If you do, you just might end up with your name in an opinion like this one.  It's not a pretty sight.  Here are some of the gems from the opinion about the value of the Proposition 65 settlement in the matter of Consumer Defense Group v. Rental Housing Industry Members:

"...[I]nstead of $540,000, this legal work merited an award closer to a dollar ninety-eight."

"But when litigation is as easy as shooting the side of a barn, drawing circles around the bullet holes and then claiming you hit the bull's eye ... only the most minimal attorneys fees are conscionable."
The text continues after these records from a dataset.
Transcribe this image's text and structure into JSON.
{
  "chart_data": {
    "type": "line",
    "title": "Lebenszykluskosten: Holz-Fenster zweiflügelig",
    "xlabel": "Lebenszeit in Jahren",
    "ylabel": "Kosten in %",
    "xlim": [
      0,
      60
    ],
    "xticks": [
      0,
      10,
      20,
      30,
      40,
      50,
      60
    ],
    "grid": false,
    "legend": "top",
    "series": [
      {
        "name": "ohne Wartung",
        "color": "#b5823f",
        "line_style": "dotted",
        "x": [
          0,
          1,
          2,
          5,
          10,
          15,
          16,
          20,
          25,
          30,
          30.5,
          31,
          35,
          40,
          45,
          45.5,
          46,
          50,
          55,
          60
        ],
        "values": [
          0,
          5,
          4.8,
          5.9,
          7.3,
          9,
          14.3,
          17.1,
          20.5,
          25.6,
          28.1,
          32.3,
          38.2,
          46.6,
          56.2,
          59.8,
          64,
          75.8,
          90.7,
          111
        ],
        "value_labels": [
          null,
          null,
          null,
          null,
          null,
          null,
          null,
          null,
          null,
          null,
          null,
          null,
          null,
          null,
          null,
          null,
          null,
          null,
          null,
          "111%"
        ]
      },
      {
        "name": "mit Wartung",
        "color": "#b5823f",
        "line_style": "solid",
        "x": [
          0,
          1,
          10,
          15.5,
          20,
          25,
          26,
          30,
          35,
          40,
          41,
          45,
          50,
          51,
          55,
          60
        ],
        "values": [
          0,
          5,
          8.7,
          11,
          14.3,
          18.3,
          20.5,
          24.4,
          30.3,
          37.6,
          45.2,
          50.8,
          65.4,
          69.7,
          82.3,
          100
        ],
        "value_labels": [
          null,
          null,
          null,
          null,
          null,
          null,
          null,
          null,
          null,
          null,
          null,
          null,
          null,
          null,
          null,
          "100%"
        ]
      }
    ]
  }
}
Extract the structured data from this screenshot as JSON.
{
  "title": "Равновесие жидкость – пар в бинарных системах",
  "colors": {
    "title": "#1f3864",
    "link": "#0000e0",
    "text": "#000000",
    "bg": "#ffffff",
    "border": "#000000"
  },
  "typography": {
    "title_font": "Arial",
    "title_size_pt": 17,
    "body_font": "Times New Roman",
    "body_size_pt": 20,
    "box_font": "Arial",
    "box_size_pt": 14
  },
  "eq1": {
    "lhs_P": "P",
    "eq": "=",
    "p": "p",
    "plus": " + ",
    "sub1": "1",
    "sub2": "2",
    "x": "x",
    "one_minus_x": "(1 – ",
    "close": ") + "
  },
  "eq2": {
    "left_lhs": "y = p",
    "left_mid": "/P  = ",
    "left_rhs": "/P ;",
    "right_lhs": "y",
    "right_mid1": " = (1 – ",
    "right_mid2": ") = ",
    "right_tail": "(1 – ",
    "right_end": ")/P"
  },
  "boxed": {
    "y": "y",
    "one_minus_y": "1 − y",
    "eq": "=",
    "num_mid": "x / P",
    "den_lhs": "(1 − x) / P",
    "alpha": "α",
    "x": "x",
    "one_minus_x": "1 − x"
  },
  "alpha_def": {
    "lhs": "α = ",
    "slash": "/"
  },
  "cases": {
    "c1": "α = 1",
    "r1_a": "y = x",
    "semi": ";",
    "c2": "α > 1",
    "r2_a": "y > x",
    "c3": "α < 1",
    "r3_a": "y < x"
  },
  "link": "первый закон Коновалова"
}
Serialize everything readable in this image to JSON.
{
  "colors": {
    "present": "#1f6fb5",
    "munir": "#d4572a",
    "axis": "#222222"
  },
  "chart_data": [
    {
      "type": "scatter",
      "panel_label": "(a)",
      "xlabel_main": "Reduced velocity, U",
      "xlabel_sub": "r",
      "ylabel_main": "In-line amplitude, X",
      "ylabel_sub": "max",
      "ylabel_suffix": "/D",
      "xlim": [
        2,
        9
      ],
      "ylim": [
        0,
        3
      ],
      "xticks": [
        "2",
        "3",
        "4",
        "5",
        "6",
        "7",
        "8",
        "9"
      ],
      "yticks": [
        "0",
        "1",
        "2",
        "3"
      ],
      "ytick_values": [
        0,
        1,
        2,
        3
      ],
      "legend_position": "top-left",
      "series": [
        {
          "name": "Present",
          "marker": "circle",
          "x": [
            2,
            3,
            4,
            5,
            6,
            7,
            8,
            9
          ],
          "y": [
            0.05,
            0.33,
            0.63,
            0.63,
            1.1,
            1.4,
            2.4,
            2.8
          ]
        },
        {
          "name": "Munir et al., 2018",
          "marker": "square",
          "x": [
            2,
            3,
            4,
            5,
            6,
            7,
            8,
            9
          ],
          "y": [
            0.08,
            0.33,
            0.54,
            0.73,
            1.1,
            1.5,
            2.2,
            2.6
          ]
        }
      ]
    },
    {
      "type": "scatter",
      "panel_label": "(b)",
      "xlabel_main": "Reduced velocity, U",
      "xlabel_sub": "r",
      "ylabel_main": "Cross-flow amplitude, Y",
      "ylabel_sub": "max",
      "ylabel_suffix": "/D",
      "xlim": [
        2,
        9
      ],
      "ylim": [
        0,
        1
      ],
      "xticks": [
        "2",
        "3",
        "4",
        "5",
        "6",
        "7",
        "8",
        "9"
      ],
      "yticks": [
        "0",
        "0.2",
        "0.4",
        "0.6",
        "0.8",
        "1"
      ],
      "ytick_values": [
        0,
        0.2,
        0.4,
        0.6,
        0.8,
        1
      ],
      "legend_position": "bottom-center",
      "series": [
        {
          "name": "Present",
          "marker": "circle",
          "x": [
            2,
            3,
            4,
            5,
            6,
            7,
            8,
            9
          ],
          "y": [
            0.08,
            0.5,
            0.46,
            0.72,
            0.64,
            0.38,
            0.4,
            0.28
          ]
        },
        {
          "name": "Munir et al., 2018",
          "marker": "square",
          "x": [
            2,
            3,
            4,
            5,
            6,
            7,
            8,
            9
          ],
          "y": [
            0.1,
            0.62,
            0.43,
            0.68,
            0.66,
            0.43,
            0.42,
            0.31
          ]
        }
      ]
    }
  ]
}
"At oral argument, Anthony G. Graham proudly proclaimed that he was a 'bounty hunter.  The statute was created for me.'  We will have more to say about exactly who Proposition 65 was created for later, but it wasn't bounty hunters."  First clue:  the Court believes it was created to protect the general public.

"We are not the first to use the allusion to extortion to describe this litigation." 

And that's just the light stuff.  Presiding Justice David Sills has some strong opinions about what he calls the "shakedown litigation" of Proposition 65, and lets the Plaintiff have it with both barrels.  To add insult to injury, he dismisses the two related cases in Footnote 23, the final footnote in the opinion.  Not many cases get dismissed after an appeal, and even less by way of a footnote.  Justice Sill's parting shot in the footnote?  "... we leave the parties in pari delicto."

I'm surprised he didn't also award attorneys fees to the Attorney General, who objected to the settlements and filed this appeal. 

The problem started when the Consumer Defense Group sent a batch of Notices of Intent to Sue to various apartment owners around the state, and then entered into settlements designed to provide the maximum protection from future Prop 65 litigation.  The real problem came, however, when CDG and the law firm accepted some $540,000 in attorneys fees to provide the protection.  The Court accused CDG and Mr. Graham of falsification of time records and of not actually undertaking the required investigations that led to the lawsuits.  Ouch.

The undoing of the lawsuits, however, was the Notice of Intent to Sue.  It was so vague that in the Court's opinion, it could apply to every building in the state.  If you occasionally read opinions and want to know what upsets appellate justices, this one is in the must-read category, if not also for the more casual style of writing that's coming out of this District.